Splintered Cell

On October 30, 2006, in Games, by psu

No more Ubisoft games.

Earlier this year, I was treated to the tedious train wreck that was GRAW. Now we have the new Splinter Cell on the 360. The game does have the signature Splinter Cell stealth mechanics. Sneak sneak, grab, kill. Unfortunately, this core engine is wrapped up in shell made of crap.

For me, Pandora Tomorrow was the quintessentially perfect third person sneak game. The camera was right, the missions and levels were well laid out. You didn’t spend a lot of time lost. The only problem with that game was the moronic checkpoint system.

Chaos Theory fixed the savepoint problem, but tweaked the game engine in a couple of ways that were annoying. The camera was pushed in closer to Sam, and when you tried to push it out of the way, it would bounce back to where you didn’t want it. This was moderately annoying.

What was really annoying was how Ubisoft tried to open up the maps to give you multiple paths from point A to point B. This made the maps difficult to navigate. The “3-d map” interface was supposed to make this easier. Unfortunately, the 3-d map was utterly useless for, ya know, actually navigating. The result was that Chaos Theory played out as 15 minutes of tight sneaking followed by 45 minutes of running Sam around the map trying to find one of the magic corridors that get you to the next section of the map. It was like a stealth game combined with having lost your parents at the mall.

The latest game, Double Agent takes these two problems and amplifies them enough to make the rest of the game not worth playing. The useless 3-d map is back. The camera is even tighter and bouncier. And, they have replaced the 2 or 3 hidden paths from area to area with a single invisible door, making it even easier to lose your parents.

I’ve played through three of the missions. In the first one, I lost my parents in a prison, and could not figure out which floor to take the elevator to to escape. Once on the roof, I had to search for 10 minutes to find a single steel beam to get over to that other part of the map where the exit is.

I didn’t get lost in the second one, although I had to run through the same room over and over again. I also had to play a target practice “mini-game” for “training”. The only good target practice mini-game is one that is optional.

In the third mission, it took me 30 minutes to find my parents on a supertanker, when it turned out that they had gone down a 2ft by 2ft manhole. It was tricky to find this manhole on a tanker whose deck is about two square miles in area, especially since the level takes place in a blinding snowstorm.

After finding the the hidden hole, I had to spend another half an hour in the engine room finding the single door that lead me to where I was supposed to go.

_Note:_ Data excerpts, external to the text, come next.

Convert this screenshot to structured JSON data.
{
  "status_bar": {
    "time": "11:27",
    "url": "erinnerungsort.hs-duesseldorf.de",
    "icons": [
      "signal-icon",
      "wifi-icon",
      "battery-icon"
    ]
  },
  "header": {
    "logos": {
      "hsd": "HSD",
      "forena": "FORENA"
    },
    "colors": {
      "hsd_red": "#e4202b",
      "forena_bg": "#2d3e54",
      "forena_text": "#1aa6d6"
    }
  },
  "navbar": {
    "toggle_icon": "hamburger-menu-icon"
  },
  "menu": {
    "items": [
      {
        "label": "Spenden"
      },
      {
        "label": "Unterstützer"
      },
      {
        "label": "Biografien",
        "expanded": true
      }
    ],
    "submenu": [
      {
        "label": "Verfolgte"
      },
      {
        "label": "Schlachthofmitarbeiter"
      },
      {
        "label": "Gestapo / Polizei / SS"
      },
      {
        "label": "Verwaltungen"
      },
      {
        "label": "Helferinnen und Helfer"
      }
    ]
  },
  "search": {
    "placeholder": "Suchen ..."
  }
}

As I ran around the deck and the engine room, the camera trailed behind me, hiding my feet from view. The result of this is that the world’s greatest underground superspy can’t go up a flight of stairs without missing once or twice and needing to backtrack. Every time I spun back around to get back on the stairs, the camera would spin and bounce and make me more and more motion sick. Finally, down one hallway that the 3-d map didn’t show me, I found the door over to the final area. Then I got to trial and error the end of the level six times to figure out how to shoot the final boss without him seeing me. Then I had to get out of the ship, but I had completely forgotten my path down, since I had mostly been running in ever sickening circles to arrive where I was.

So I turned off the Xbox and watched the ninth inning of the series. The Cardinals win! Back to baseball for me.

No more Ubisoft games.

Addendum

I have now come to find out via various sources that the version of this game for the decrepit “last gen” original Xbox has 12 co-op missions in it. That was by far the coolest thing about Chaos Theory and yet it’s not in the 360 game. The best thing about next gen is how the gameplay has so far outstripped what is available on the previous machines, except that, ya know, that’s completely not true.